Why? Because empowered employees make better decisions, solve problems faster, and contribute more strategically.
Enablement takeaway: Strong performance comes from clarity, support, and iteration — not pressure.
4. Faster skill development and future-readiness
With roles evolving faster than LinkedIn updates, the ability to build skills quickly is a competitive advantage.
Performance enablement creates a continuous learning environment where employees aren’t just reacting to change, they’re ready for it. Whether it’s through upskilling, reskilling, stretch assignments, enabling performance means investing in the capabilities of your business will need next quarter, not just today.
According to Deloitte, companies that embed learning into day-to-day workflows are 92% more likely to innovate and 52% more productive than their peers.
Enablement takeaway: Grow your people and you grow your pipeline of leaders, innovators, and solutions.
Where Absorb LMS comes in
Performance enablement sounds great on paper. But in real life, you need systems that actually support it. Enter: Absorb LMS.
It’s not just a place to park courses. It’s a way to make learning a part of how people do their jobs, not just something they squeeze in between meetings.
Here’s how Absorb fits into the performance puzzle:
- Relevant learning, not random training: Tailor paths by role, term, or goal so people build skills that actually matter to their work.

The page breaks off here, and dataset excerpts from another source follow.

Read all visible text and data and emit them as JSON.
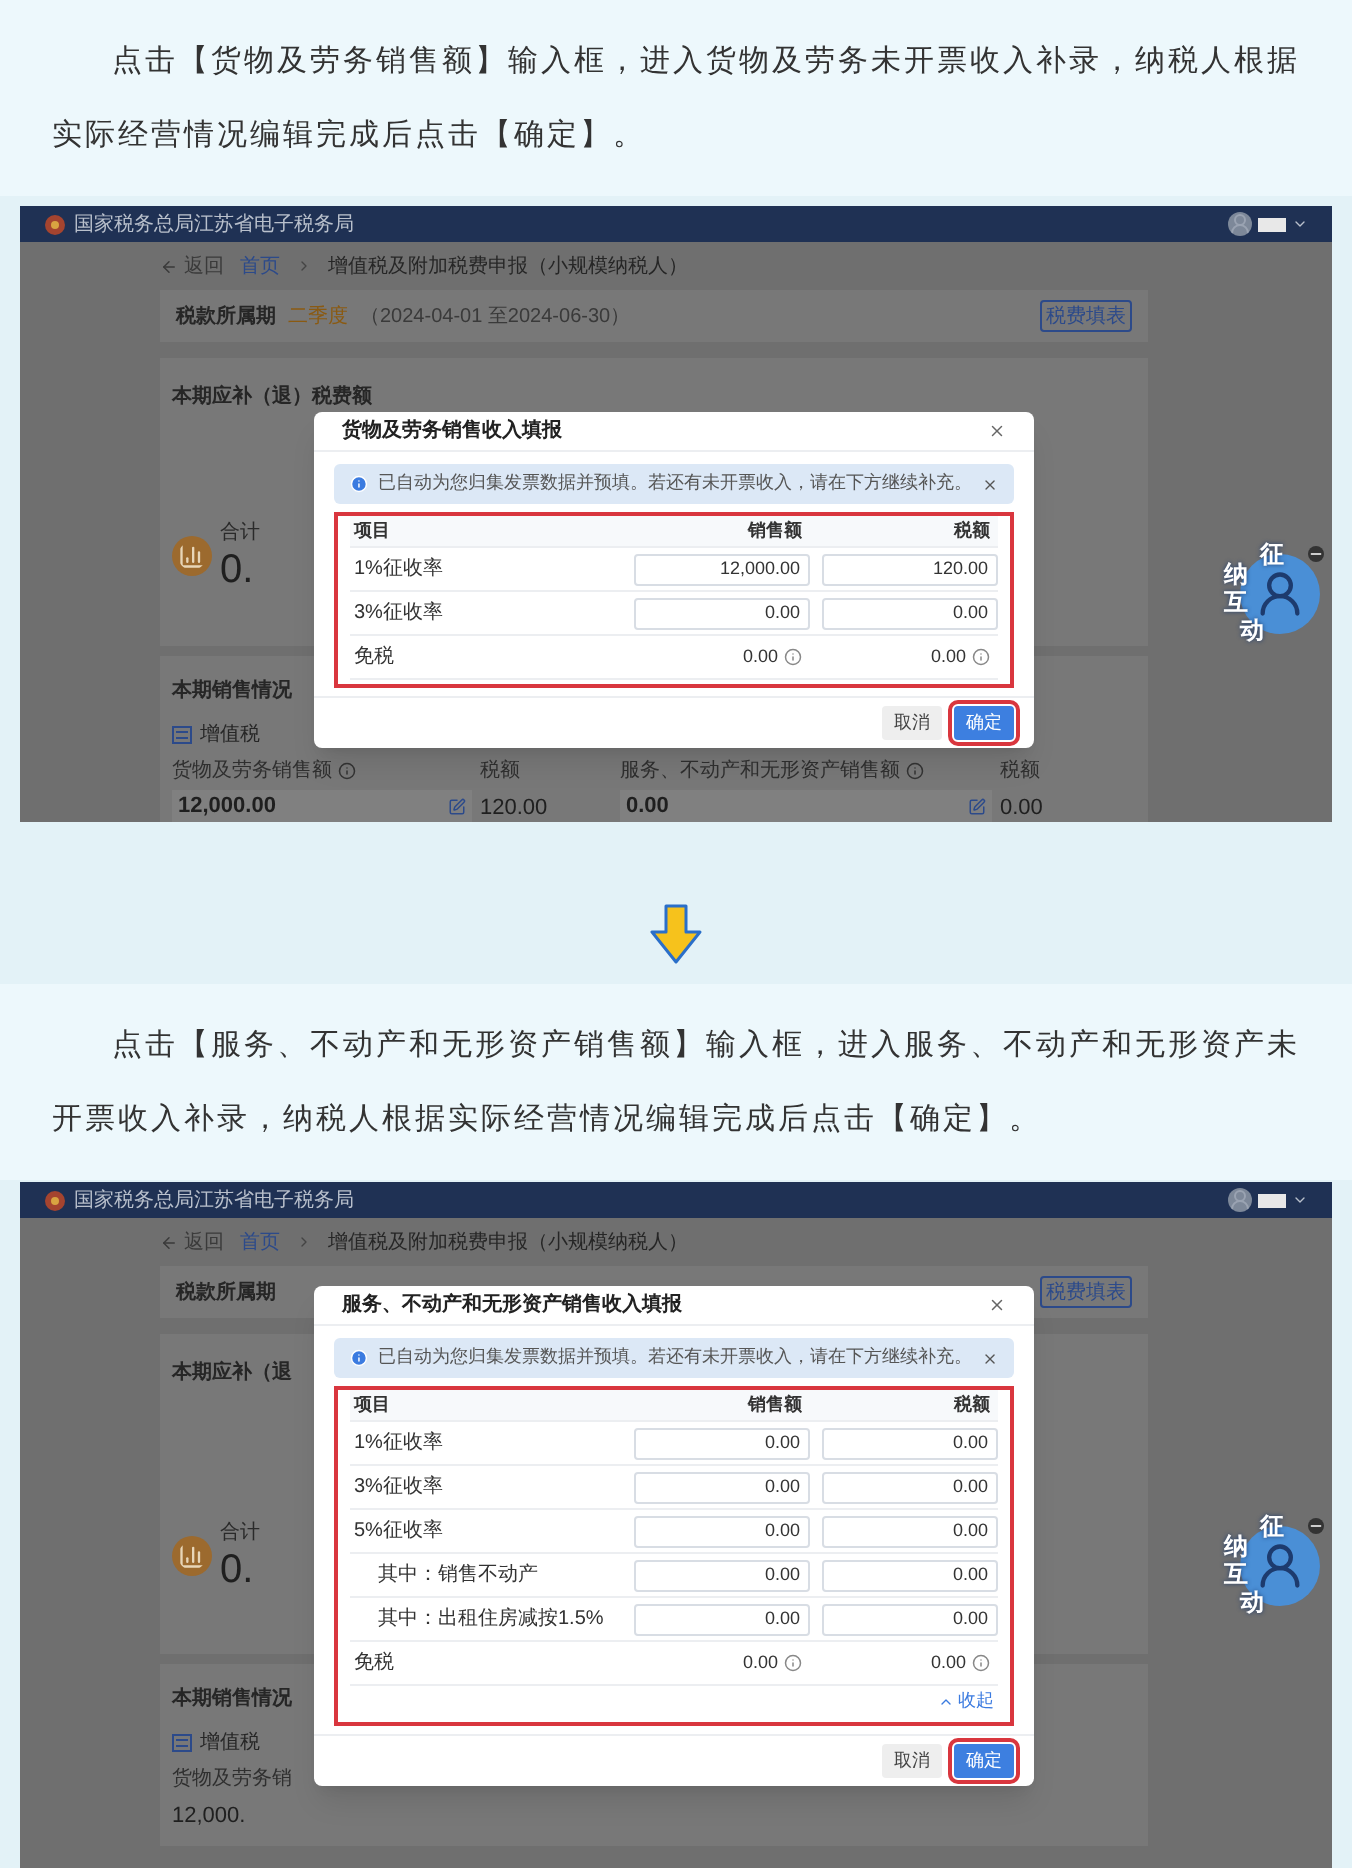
{
  "sections": [
    {
      "instruction": "点击【货物及劳务销售额】输入框，进入货物及劳务未开票收入补录，纳税人根据实际经营情况编辑完成后点击【确定】。",
      "screenshot": {
        "site_title": "国家税务总局江苏省电子税务局",
        "back": "返回",
        "breadcrumb": [
          "首页",
          "增值税及附加税费申报（小规模纳税人）"
        ],
        "period": {
          "label": "税款所属期",
          "value": "二季度",
          "range": "（2024-04-01 至2024-06-30）",
          "button": "税费填表"
        },
        "due": {
          "heading": "本期应补（退）税费额",
          "total_label": "合计",
          "total_value": "0."
        },
        "sales": {
          "heading": "本期销售情况",
          "tab": "增值税",
          "fields": [
            {
              "label": "货物及劳务销售额",
              "value": "12,000.00",
              "kind": "input"
            },
            {
              "label": "税额",
              "value": "120.00",
              "kind": "text"
            },
            {
              "label": "服务、不动产和无形资产销售额",
              "value": "0.00",
              "kind": "input"
            },
            {
              "label": "税额",
              "value": "0.00",
              "kind": "text"
            }
          ]
        },
        "modal": {
          "title": "货物及劳务销售收入填报",
          "notice": "已自动为您归集发票数据并预填。若还有未开票收入，请在下方继续补充。",
          "table": {
            "highlighted": true,
            "columns": [
              "项目",
              "销售额",
              "税额"
            ],
            "rows": [
              {
                "label": "1%征收率",
                "kind": "input",
                "sales": "12,000.00",
                "tax": "120.00"
              },
              {
                "label": "3%征收率",
                "kind": "input",
                "sales": "0.00",
                "tax": "0.00"
              },
              {
                "label": "免税",
                "kind": "text",
                "sales": "0.00",
                "tax": "0.00"
              }
            ]
          },
          "buttons": [
            {
              "label": "取消",
              "kind": "secondary",
              "highlighted": false
            },
            {
              "label": "确定",
              "kind": "primary",
              "highlighted": true
            }
          ]
        },
        "mascot": [
          "征",
          "纳",
          "互",
          "动"
        ]
      }
    },
    {
      "instruction": "点击【服务、不动产和无形资产销售额】输入框，进入服务、不动产和无形资产未开票收入补录，纳税人根据实际经营情况编辑完成后点击【确定】。",
      "screenshot": {
        "site_title": "国家税务总局江苏省电子税务局",
        "back": "返回",
        "breadcrumb": [
          "首页",
          "增值税及附加税费申报（小规模纳税人）"
        ],
        "period": {
          "label": "税款所属期",
          "button": "税费填表"
        },
        "due": {
          "heading": "本期应补（退",
          "total_label": "合计",
          "total_value": "0."
        },
        "sales": {
          "heading": "本期销售情况",
          "tab": "增值税",
          "fields": [
            {
              "label": "货物及劳务销",
              "value": "12,000.",
              "kind": "text"
            }
          ]
        },
        "modal": {
          "title": "服务、不动产和无形资产销售收入填报",
          "notice": "已自动为您归集发票数据并预填。若还有未开票收入，请在下方继续补充。",
          "table": {
            "highlighted": true,
            "columns": [
              "项目",
              "销售额",
              "税额"
            ],
            "rows": [
              {
                "label": "1%征收率",
                "kind": "input",
                "sales": "0.00",
                "tax": "0.00"
              },
              {
                "label": "3%征收率",
                "kind": "input",
                "sales": "0.00",
                "tax": "0.00"
              },
              {
                "label": "5%征收率",
                "kind": "input",
                "sales": "0.00",
                "tax": "0.00",
                "children": [
                  {
                    "label": "其中：销售不动产",
                    "kind": "input",
                    "sales": "0.00",
                    "tax": "0.00"
                  },
                  {
                    "label": "其中：出租住房减按1.5%",
                    "kind": "input",
                    "sales": "0.00",
                    "tax": "0.00"
                  }
                ]
              },
              {
                "label": "免税",
                "kind": "text",
                "sales": "0.00",
                "tax": "0.00"
              }
            ]
          },
          "collapse_link": "收起",
          "buttons": [
            {
              "label": "取消",
              "kind": "secondary",
              "highlighted": false
            },
            {
              "label": "确定",
              "kind": "primary",
              "highlighted": true
            }
          ]
        },
        "mascot": [
          "征",
          "纳",
          "互",
          "动"
        ]
      }
    }
  ]
}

- See what’s working (and what’s not): Track progress, spot patterns, and adjust without needing to guess who’s stuck or soaring
- Consistent experience at scale: Whether you’re onboarding 10 people or 1,000, everyone gets what they need to ramp up and level up.
- Learning that connects to outcomes: It’s easier to tie development to performance metrics when everything lives in one ecosystem.
Bottom line? Absorb LMS helps you make performance enablement possible, not just a buzzword. When learning is built into the flow of work, growth isn’t just possible, it’s expected.
Performance enablement is the strategy that sticks
Performance isn’t about luck. It’s about design, not a leap of faith. When you weave performance enablement through the employee lifecycle, you’re not just improving output. You’re creating a culture where people stay, grow, and contribute at higher levels — without burnout, resentment or talent drain.
To borrow from Lizzo: If you want great people to stay, you better “keep them nourished.” Empower them, develop them, see them.
Because when you help your people win, the business does too.